Monday, June 16, 2008

Getting to Know Dave's Body: Part 1 of an Ongoing Series

I woke up this morning and stumbled into the bathroom to shower before going to the office. Seeing how I sleep through the night wherever I end up passing out, I'm occasionally welcomed to a new day by temporary but strange imprints on random places on my body. For example, falling asleep using corduroy pants as a makeshift pillow produces interesting results; one time I had an imprint of the Virgin Mary wearing a sombrero.

This particular morning I checked my elbow and found a curious new companion. Not a fair weather friend of an imprint that debuts with much fanfare but disappointingly fades away, but rather a growth of curious proportions. Amongst the vast wasteland of scar tissue that is my right elbow rises this rebellious upstart of a hair:



Verily, this growth has fuzzy neighbors of the same brethren, but its size and location are extraordinary. It's as if at conception, the hair's elders pointed a labor-worn finger into the vast wilderness of Elbow Scabion Majora, and said 'Go forth my child, into the undiscovered country and prosper for generations'.

Taking this edict as its manifest destiny, this young pioneer ventured forth through the desolate plains of deceased hair follicles wiped out long ago by catastrophic skin abrasions, to arrive upon its Zion, a fertile oasis of prosperity the likes of which rival the mythical lands of Rogaine.

With no one to rely upon other than itself, this upstart has skyrocketed from obscurity to ultimately tower supreme over its lesser kinsmen that chose the safer and well-trodden realms of hairdom. As its keeper, how do I reward this hair's bold streak of independence and tenacious toil in such an inhospitable precipice as a weather-worn elbow?

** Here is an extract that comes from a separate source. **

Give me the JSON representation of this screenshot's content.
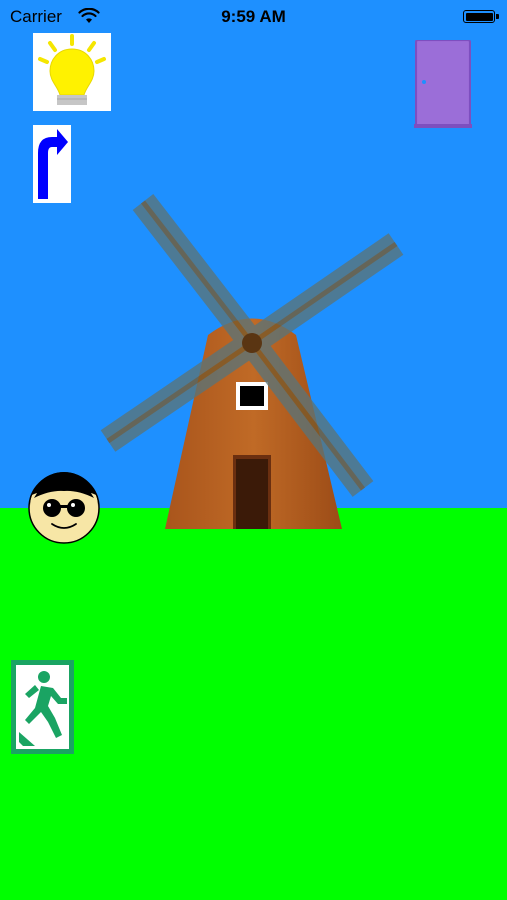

As it is the natural instinct of any man-child, I reached for the bottle of lighter fluid resting next to the Pantene hair gel. Contorting my body so that the lit match in my teeth is within the line of squirt of the lighter fluid bottle in my left hand, I looked at the renegade hair's reflection in bathroom mirror. What did I see?

I saw my child. As a man I will never experience firsthand the hassle, I mean, the miracle of childbirth, therefore I must treasure such abnormal growths as my own grotesque parody of procreation. It pales in comparison to the feat accomplished by real mothers, but cherish the moment I will.

1 comment:

Emily said...

Please, PLEASE let this be Part 1 of 1.